Here’s a tip: if you want to disappear and assume a new identity, don’t befriend children and become their mentor. Inevitably they will discover you have a mystery past that you don’t want to talk about. And children are really, really good at uncovering things adults don’t want them to know. It’s like a sixth sense most of us lose at puberty—the moment an adult evades a question, the child files it away under, “I will ransack your house and break into your puzzle box later.” So whatever you do, avoid children. They are the enemy.
Master Pregaldin doesn’t listen to this advice in The Ice Owl. It’s not necessarily his undoing, but I think it might have helped. Of course, The Ice Owl isn’t about Pregaldin—and it’s not even really about the eponymous owl, though there is one. It’s about Thorn, a girl who is mature beyond her years because of all the time she has spent being shuttled around the galaxy at the speed of light, her somewhat less mature mother in tow. Thorn is an answer looking for a question, someone with smarts but not much in the way of guidance over even an interesting problem to solve.
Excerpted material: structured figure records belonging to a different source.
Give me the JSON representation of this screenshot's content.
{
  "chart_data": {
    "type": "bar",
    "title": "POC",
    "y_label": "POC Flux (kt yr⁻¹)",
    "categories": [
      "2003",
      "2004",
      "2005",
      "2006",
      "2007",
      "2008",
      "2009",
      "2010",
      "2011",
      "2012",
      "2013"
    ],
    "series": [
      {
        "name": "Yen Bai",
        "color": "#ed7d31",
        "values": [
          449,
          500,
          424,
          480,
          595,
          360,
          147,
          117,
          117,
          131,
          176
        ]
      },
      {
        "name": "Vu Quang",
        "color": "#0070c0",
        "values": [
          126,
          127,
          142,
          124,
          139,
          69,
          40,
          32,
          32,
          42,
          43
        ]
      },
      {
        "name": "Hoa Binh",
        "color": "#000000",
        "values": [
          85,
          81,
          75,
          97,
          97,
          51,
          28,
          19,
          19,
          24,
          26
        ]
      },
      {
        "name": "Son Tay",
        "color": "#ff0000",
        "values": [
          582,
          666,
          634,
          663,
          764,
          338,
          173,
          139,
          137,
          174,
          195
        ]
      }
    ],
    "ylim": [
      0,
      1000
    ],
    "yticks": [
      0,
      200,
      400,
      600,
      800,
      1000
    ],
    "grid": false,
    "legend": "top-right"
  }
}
The setting of The Ice Owl is almost invisible, although the politics are important to the plot. Thorn is not indigenous to this city, which exists on the terminator of a tidally-locked planet and is undergoing a … disagreement of leadership. A puritanical religious sect is poised to take over, which would be bad for the class of society to which Thorn and her mother belong. But what can they do? As they wait for the inevitable to happen, Thorn befriends Master Pregaldin and badgers him until he agrees to become her teacher. They learn a lot from each other, and he gives her the rare—perhaps unique—hibernating ice owl. What a dumb move. Carolyn Gillman might as well have etched, “This thing is doomed” to the side of the owl’s refridgeration unit.
The coup eventually happens, and Thorn and her mother have to evacuate post-haste. But Thorn has changed, and now she isn’t always in solidarity with her mother. She tries to leave her mother behind, go on to another planet, one connected to Pregaldin’s past—but a mutual friend comes to get her, reunites her with her mother, and we all learn the true meaning of family. Or something.
To be honest, the whole resolution of this story vexed me. It didn’t make much sense, in my opinion, and was too rushed. Gillman seems to spend the first part of this story talking about one thing—Thorn’s isolation, her autonomy, her thirst to do something with her life—but then changes gears and makes it all about Thorn’s relationship with her mother, her responsibilities, her premature ascension as head of the household. It’s … messy.
Despite these flaws, The Ice Owl really does strike me as a work worthy of the Hugo nomination. It is science fiction in that most wondrous of senses: rare species as metaphors, big ideas writ small in the background instead of in our faces, and characters who are like us—with pasts lingering behind them, and futures stretching ahead, and motivations spanning the gap between. It’s not a brilliant story, and the conflict is tepid to say the least—but as a short work of fiction, it’s all right.